The Federal Board of Revenue (FBR) has fallen short of its collection target for the first quarter of the current fiscal year. From July to September 2025, the authority managed to gather Rs2.885 trillion, against a target of Rs3.083 trillion—a shortfall of about Rs198 billion.

 

How Each Tax Performed

Income Tax:
The government brought in Rs1.363 trillion from income tax, but this was still Rs96 billion below target. On the brighter side, compared to the same period last year, income tax collection showed an 11% rise (Rs138 billion).

Sales Tax:
Sales tax receipts came in at Rs1.02 trillion. While this was Rs122 billion less than expected, the figure marked a 13% increase (Rs114 billion) over last year.

Federal Excise Duty:
Excise duty fared slightly better, totaling Rs190 billion—just over the quarterly target by Rs2 billion.

Customs Duty:
Customs revenue reached Rs312 billion, which was Rs17 billion higher than the target and reflected a solid 13% jump compared to last year. This is despite cuts in import-related duties announced in the federal budget.
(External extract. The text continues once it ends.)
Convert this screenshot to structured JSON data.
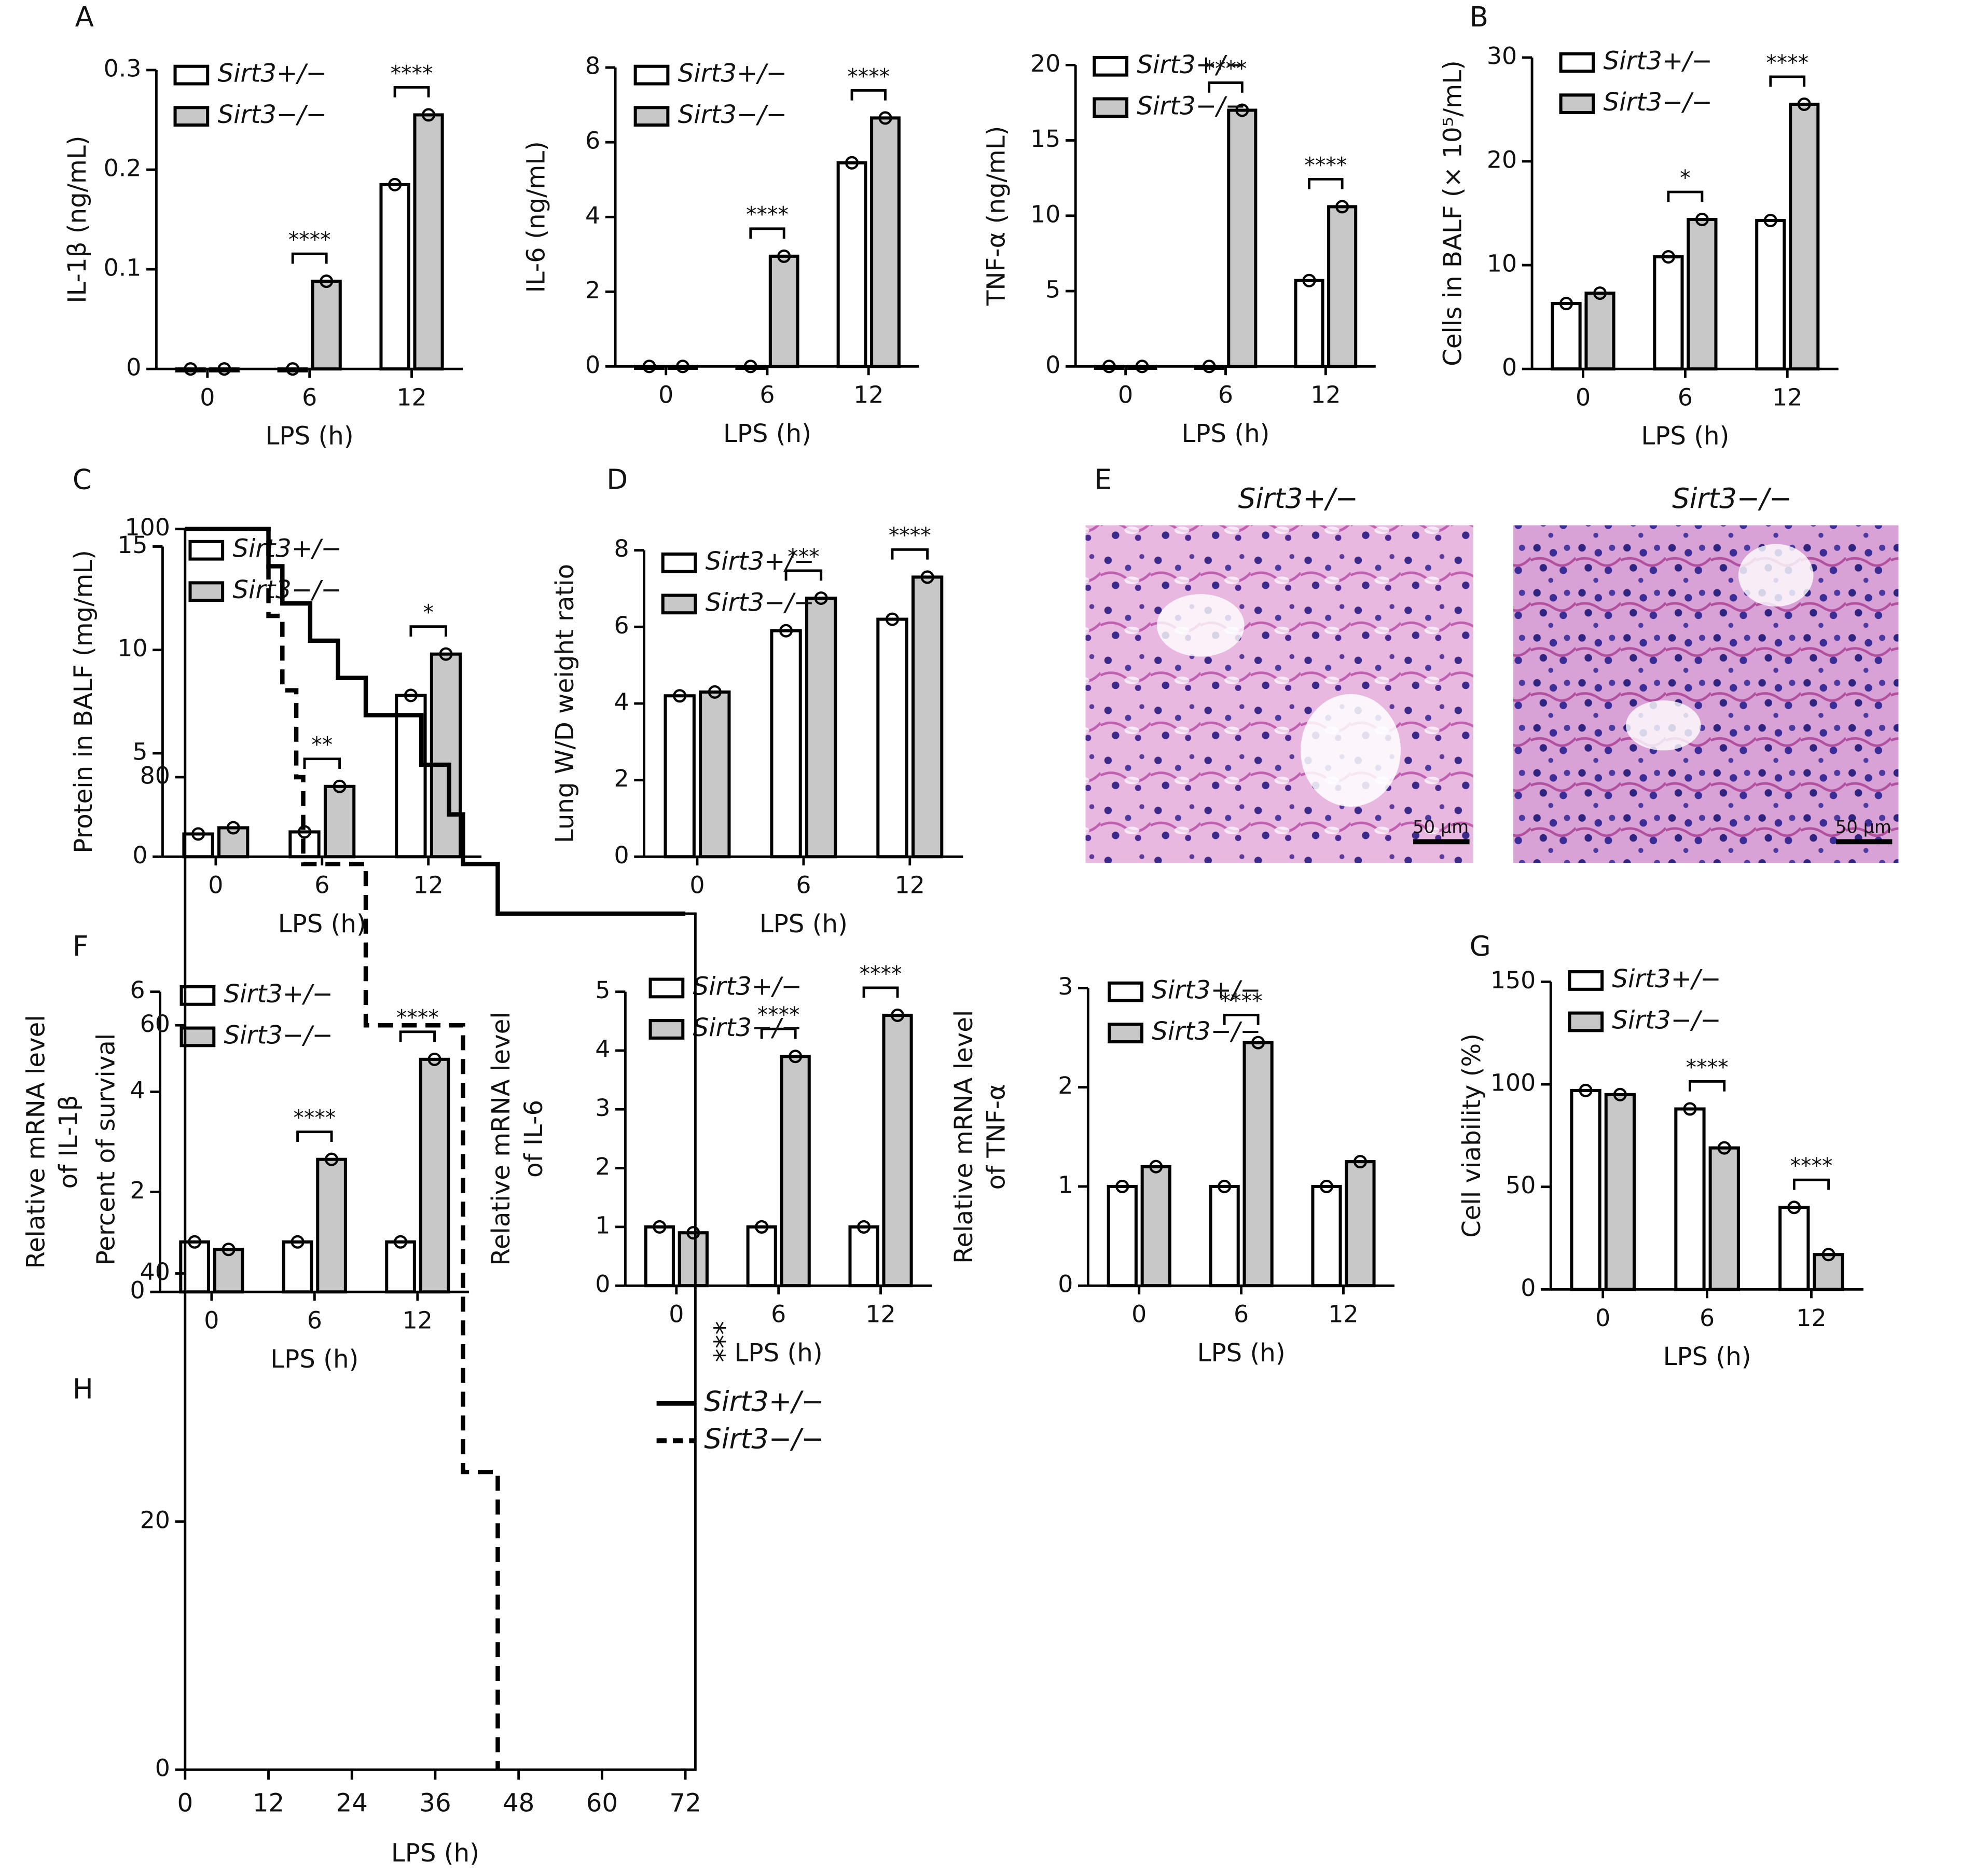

Concerns remain that reducing regulatory duties could eventually affect revenues, but so far the Customs Department has outperformed Inland Revenue.

The Bigger Picture

For September alone, the FBR had set a target of Rs1.383 trillion, but actual collections stood at Rs1.229 trillion. Growth during the quarter hovered at just 11%, even though refunds were kept relatively tight. Compared to Rs147 billion paid out in refunds last year, the FBR processed Rs157 billion this time around.

In short, while collections are showing year-on-year improvement, the FBR continues to miss its ambitious quarterly targets, highlighting the challenge of balancing higher revenue goals with economic realities.